Lewis suggests investing in technology that allows marketers to react in real time to complaints, bounces and blocks so that delivery rates don't drop, especially in the case of campaign mistakes. Sather says Return Path's certification program, for instance, helped Citrix Online's inbox placement rate reach 95 percent—far above the benchmark report's finding of 80 percent of B-to-B emails reaching the inbox.
Dayman says: "Relevancy matters even more with today's webmail providers, like Google, Yahoo and Microsoft [Windows] Live who all have launched systems that measure not only complaints, but also how users interact with email.
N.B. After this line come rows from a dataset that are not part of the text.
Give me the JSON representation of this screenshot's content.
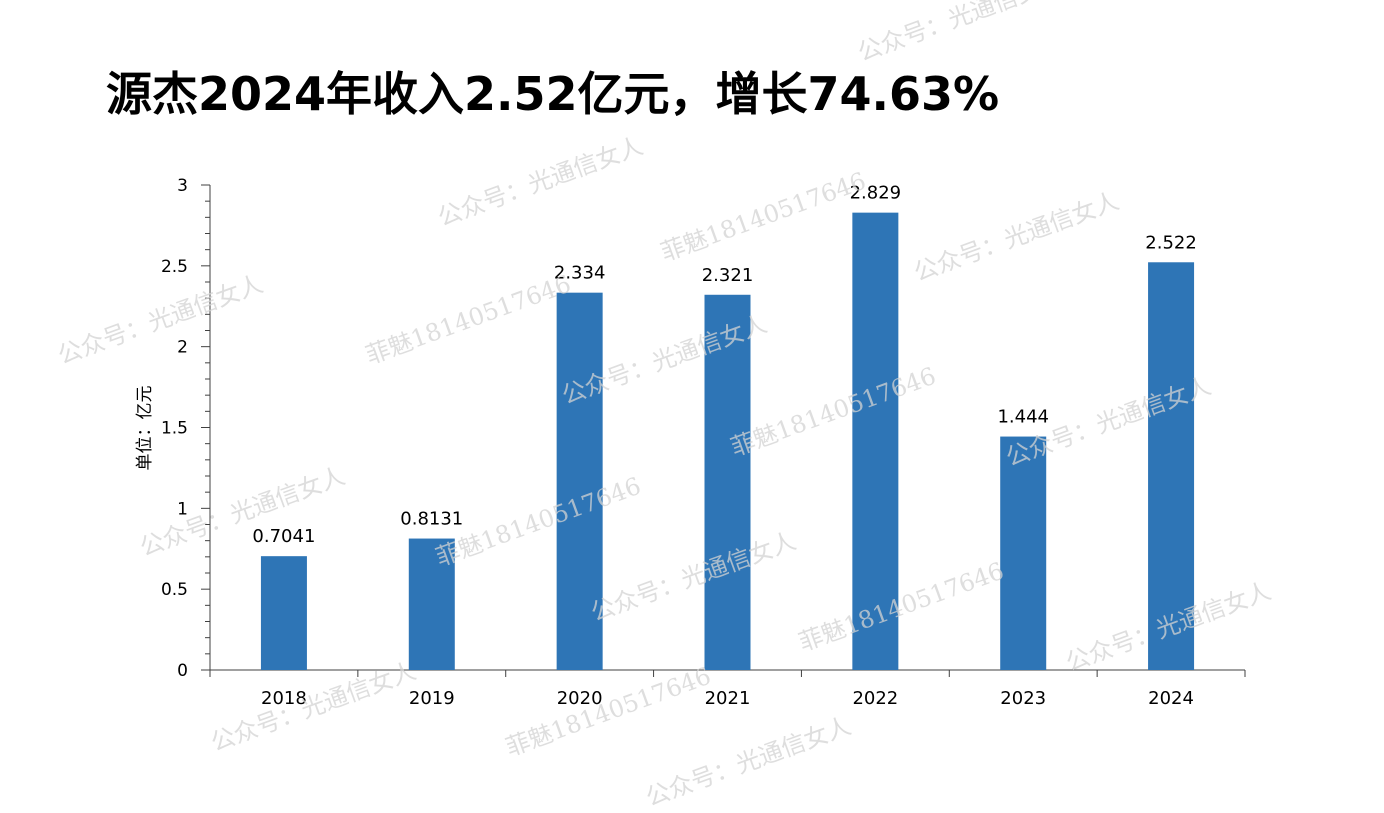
{
  "title": "源杰2024年收入2.52亿元，增长74.63%",
  "watermarks": {
    "account": "公众号：光通信女人",
    "contact": "菲魅18140517646"
  },
  "colors": {
    "bar": "#2e75b6",
    "axis": "#404040",
    "text": "#000000"
  },
  "chart_data": {
    "type": "bar",
    "categories": [
      "2018",
      "2019",
      "2020",
      "2021",
      "2022",
      "2023",
      "2024"
    ],
    "series": [
      {
        "values": [
          0.7041,
          0.8131,
          2.334,
          2.321,
          2.829,
          1.444,
          2.522
        ]
      }
    ],
    "data_labels": [
      "0.7041",
      "0.8131",
      "2.334",
      "2.321",
      "2.829",
      "1.444",
      "2.522"
    ],
    "title": "源杰2024年收入2.52亿元，增长74.63%",
    "xlabel": "",
    "ylabel": "单位：亿元",
    "ylim": [
      0,
      3
    ],
    "yticks": [
      0,
      0.5,
      1,
      1.5,
      2,
      2.5,
      3
    ],
    "ytick_labels": [
      "0",
      "0.5",
      "1",
      "1.5",
      "2",
      "2.5",
      "3"
    ],
    "grid": false,
    "legend": "none"
  }
}
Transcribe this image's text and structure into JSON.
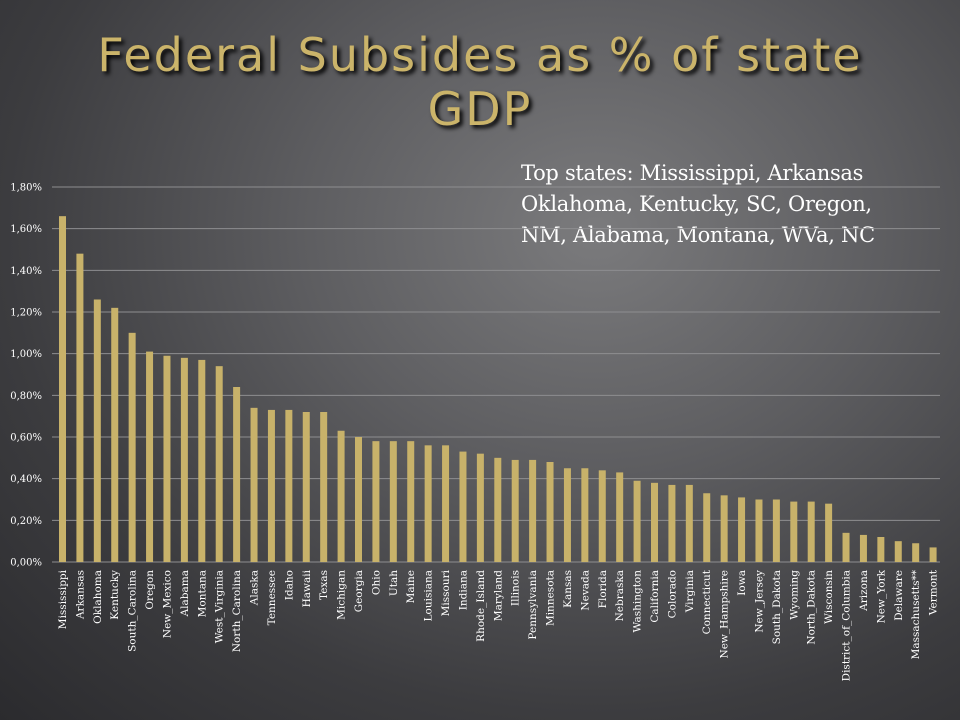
{
  "slide": {
    "title": "Federal Subsides as % of state GDP",
    "note_lines": [
      "Top states: Mississippi, Arkansas",
      "Oklahoma, Kentucky, SC, Oregon,",
      "NM, Alabama, Montana, WVa, NC"
    ]
  },
  "colors": {
    "bar": "#c8b26a",
    "grid": "#8e8e90",
    "text": "#ffffff",
    "title": "#cbb46a"
  },
  "chart_data": {
    "type": "bar",
    "title": "",
    "xlabel": "",
    "ylabel": "",
    "ylim": [
      0,
      1.8
    ],
    "yticks": [
      "0,00%",
      "0,20%",
      "0,40%",
      "0,60%",
      "0,80%",
      "1,00%",
      "1,20%",
      "1,40%",
      "1,60%",
      "1,80%"
    ],
    "grid": true,
    "categories": [
      "Mississippi",
      "Arkansas",
      "Oklahoma",
      "Kentucky",
      "South_Carolina",
      "Oregon",
      "New_Mexico",
      "Alabama",
      "Montana",
      "West_Virginia",
      "North_Carolina",
      "Alaska",
      "Tennessee",
      "Idaho",
      "Hawaii",
      "Texas",
      "Michigan",
      "Georgia",
      "Ohio",
      "Utah",
      "Maine",
      "Louisiana",
      "Missouri",
      "Indiana",
      "Rhode_Island",
      "Maryland",
      "Illinois",
      "Pennsylvania",
      "Minnesota",
      "Kansas",
      "Nevada",
      "Florida",
      "Nebraska",
      "Washington",
      "California",
      "Colorado",
      "Virginia",
      "Connecticut",
      "New_Hampshire",
      "Iowa",
      "New_Jersey",
      "South_Dakota",
      "Wyoming",
      "North_Dakota",
      "Wisconsin",
      "District_of_Columbia",
      "Arizona",
      "New_York",
      "Delaware",
      "Massachusetts**",
      "Vermont"
    ],
    "values": [
      1.66,
      1.48,
      1.26,
      1.22,
      1.1,
      1.01,
      0.99,
      0.98,
      0.97,
      0.94,
      0.84,
      0.74,
      0.73,
      0.73,
      0.72,
      0.72,
      0.63,
      0.6,
      0.58,
      0.58,
      0.58,
      0.56,
      0.56,
      0.53,
      0.52,
      0.5,
      0.49,
      0.49,
      0.48,
      0.45,
      0.45,
      0.44,
      0.43,
      0.39,
      0.38,
      0.37,
      0.37,
      0.33,
      0.32,
      0.31,
      0.3,
      0.3,
      0.29,
      0.29,
      0.28,
      0.14,
      0.13,
      0.12,
      0.1,
      0.09,
      0.07
    ]
  }
}
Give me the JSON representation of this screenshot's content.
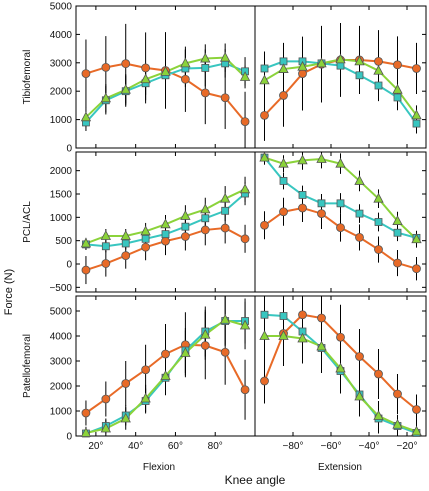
{
  "colors": {
    "series1": "#e86a27",
    "series2": "#38c6c0",
    "series3": "#8bd33a",
    "marker_stroke": "#555555",
    "axis": "#000000"
  },
  "labels": {
    "y_common": "Force (N)",
    "x_common": "Knee angle",
    "flexion": "Flexion",
    "extension": "Extension"
  },
  "chart_data": [
    {
      "type": "line",
      "ylabel": "Tibiofemoral",
      "ylim": [
        0,
        5000
      ],
      "yticks": [
        "0",
        "1000",
        "2000",
        "3000",
        "4000",
        "5000"
      ],
      "markers": {
        "series1": "circle",
        "series2": "square",
        "series3": "triangle"
      },
      "flexion": {
        "x": [
          15,
          25,
          35,
          45,
          55,
          65,
          75,
          85,
          95
        ],
        "xticks": [
          "20°",
          "40°",
          "60°",
          "80°"
        ],
        "series": [
          {
            "values": [
              2620,
              2840,
              2970,
              2820,
              2730,
              2420,
              1940,
              1770,
              930
            ],
            "err": [
              1200,
              1100,
              1400,
              1250,
              1350,
              1150,
              1100,
              1100,
              1050
            ]
          },
          {
            "values": [
              900,
              1680,
              2000,
              2280,
              2560,
              2800,
              2820,
              2980,
              2700
            ],
            "err": [
              300,
              500,
              550,
              600,
              600,
              650,
              650,
              500,
              500
            ]
          },
          {
            "values": [
              1080,
              1750,
              2050,
              2420,
              2680,
              2980,
              3150,
              3180,
              2500
            ],
            "err": [
              350,
              500,
              550,
              550,
              550,
              500,
              500,
              500,
              400
            ]
          }
        ]
      },
      "extension": {
        "x": [
          -95,
          -85,
          -75,
          -65,
          -55,
          -45,
          -35,
          -25,
          -15
        ],
        "xticks": [
          "−80°",
          "−60°",
          "−40°",
          "−20°"
        ],
        "series": [
          {
            "values": [
              1150,
              1850,
              2620,
              2950,
              3100,
              3100,
              3050,
              2930,
              2800
            ],
            "err": [
              900,
              1100,
              1300,
              1350,
              1300,
              1200,
              1100,
              1000,
              900
            ]
          },
          {
            "values": [
              2800,
              3050,
              3050,
              2980,
              2900,
              2560,
              2200,
              1780,
              860
            ],
            "err": [
              600,
              650,
              650,
              650,
              650,
              600,
              550,
              450,
              350
            ]
          },
          {
            "values": [
              2380,
              2780,
              2860,
              2980,
              3120,
              3050,
              2720,
              2050,
              1150
            ],
            "err": [
              500,
              500,
              500,
              550,
              550,
              550,
              500,
              450,
              350
            ]
          }
        ]
      }
    },
    {
      "type": "line",
      "ylabel": "PCL/ACL",
      "ylim": [
        -600,
        2400
      ],
      "yticks": [
        "−500",
        "0",
        "500",
        "1000",
        "1500",
        "2000"
      ],
      "markers": {
        "series1": "circle",
        "series2": "square",
        "series3": "triangle"
      },
      "flexion": {
        "x": [
          15,
          25,
          35,
          45,
          55,
          65,
          75,
          85,
          95
        ],
        "xticks": [
          "20°",
          "40°",
          "60°",
          "80°"
        ],
        "series": [
          {
            "values": [
              -130,
              10,
              180,
              360,
              490,
              590,
              730,
              770,
              540
            ],
            "err": [
              300,
              280,
              280,
              280,
              300,
              300,
              330,
              330,
              300
            ]
          },
          {
            "values": [
              420,
              380,
              440,
              540,
              640,
              800,
              980,
              1140,
              1510
            ],
            "err": [
              120,
              130,
              130,
              150,
              170,
              200,
              220,
              220,
              250
            ]
          },
          {
            "values": [
              440,
              600,
              600,
              700,
              850,
              1030,
              1170,
              1400,
              1600
            ],
            "err": [
              120,
              150,
              150,
              180,
              200,
              230,
              250,
              270,
              270
            ]
          }
        ]
      },
      "extension": {
        "x": [
          -95,
          -85,
          -75,
          -65,
          -55,
          -45,
          -35,
          -25,
          -15
        ],
        "xticks": [
          "−80°",
          "−60°",
          "−40°",
          "−20°"
        ],
        "series": [
          {
            "values": [
              830,
              1120,
              1200,
              1080,
              780,
              570,
              310,
              20,
              -100
            ],
            "err": [
              300,
              300,
              300,
              330,
              300,
              280,
              280,
              280,
              250
            ]
          },
          {
            "values": [
              2280,
              1780,
              1480,
              1300,
              1300,
              1080,
              900,
              670,
              560
            ],
            "err": [
              150,
              180,
              200,
              200,
              220,
              200,
              200,
              180,
              150
            ]
          },
          {
            "values": [
              2280,
              2150,
              2220,
              2250,
              2150,
              1780,
              1400,
              920,
              530
            ],
            "err": [
              150,
              180,
              200,
              200,
              220,
              220,
              200,
              200,
              180
            ]
          }
        ]
      }
    },
    {
      "type": "line",
      "ylabel": "Patellofemoral",
      "ylim": [
        0,
        5600
      ],
      "yticks": [
        "0",
        "1000",
        "2000",
        "3000",
        "4000",
        "5000"
      ],
      "markers": {
        "series1": "circle",
        "series2": "square",
        "series3": "triangle"
      },
      "flexion": {
        "x": [
          15,
          25,
          35,
          45,
          55,
          65,
          75,
          85,
          95
        ],
        "xticks": [
          "20°",
          "40°",
          "60°",
          "80°"
        ],
        "series": [
          {
            "values": [
              920,
              1480,
              2100,
              2650,
              3280,
              3650,
              3620,
              3350,
              1850
            ],
            "err": [
              500,
              700,
              900,
              1000,
              1200,
              1300,
              1350,
              1300,
              1200
            ]
          },
          {
            "values": [
              100,
              400,
              820,
              1400,
              2330,
              3420,
              4180,
              4600,
              4600
            ],
            "err": [
              250,
              300,
              400,
              500,
              700,
              900,
              1000,
              1000,
              900
            ]
          },
          {
            "values": [
              120,
              300,
              700,
              1500,
              2400,
              3320,
              4050,
              4650,
              4420
            ],
            "err": [
              250,
              350,
              450,
              550,
              700,
              900,
              1000,
              1000,
              950
            ]
          }
        ]
      },
      "extension": {
        "x": [
          -95,
          -85,
          -75,
          -65,
          -55,
          -45,
          -35,
          -25,
          -15
        ],
        "xticks": [
          "−80°",
          "−60°",
          "−40°",
          "−20°"
        ],
        "series": [
          {
            "values": [
              2200,
              4100,
              4850,
              4720,
              3950,
              3180,
              2480,
              1680,
              1060
            ],
            "err": [
              900,
              1300,
              1400,
              1400,
              1300,
              1100,
              1000,
              800,
              600
            ]
          },
          {
            "values": [
              4850,
              4800,
              4180,
              3520,
              2600,
              1660,
              700,
              400,
              120
            ],
            "err": [
              900,
              950,
              1000,
              1000,
              900,
              800,
              600,
              400,
              300
            ]
          },
          {
            "values": [
              4000,
              4000,
              3900,
              3580,
              2700,
              1580,
              800,
              450,
              180
            ],
            "err": [
              900,
              950,
              1000,
              1000,
              900,
              800,
              600,
              400,
              300
            ]
          }
        ]
      }
    }
  ]
}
Receivers now know when a user opened an email, how long it took them to open it from the time of delivery, if they ignored it, if they folder it, etc."
Also no longer luxuries, preference centers have to happen, Bonura says. More than knowing which channels customers prefer, marketers need to know which content they prefer, Ellis says. "Email marketing works best when the content provides solutions to specific problems," Ellis adds.
Opt-ins have to happen. DePasquale says: "An opt-in, or permission-based list will have fewer issues because your email will be expected, lowering your potential to be marked as junk or spam." Because of that accrued trust from an opt-in list of customers, DePasquale says Port Washington, N.Y.-based business coaching firm Powhattan Coaching was able to start a second e-newsletter, delivered on Saturday mornings, that saw an 18 percent open rate and a 15 percent clickthrough rate.
Optimizing for mobile devices has to happen, Bonura says. "Use alt-text for images, summarize the message in the subject line, use pre-header text, leave enough padding around links so subscribers can easily click on them with their fingers and be sure you include the call to action early for mobile users who only see a small portion of the email. The width should be 640 pixels or less. And keep in mind that the screens of most smartphones are between 320 and 480 pixels, which means the message will be seen zoomed out 25 percent to 50 percent."
Ulmi points out that client Western Leisure takes proactive measures—sending test emails before a campaign.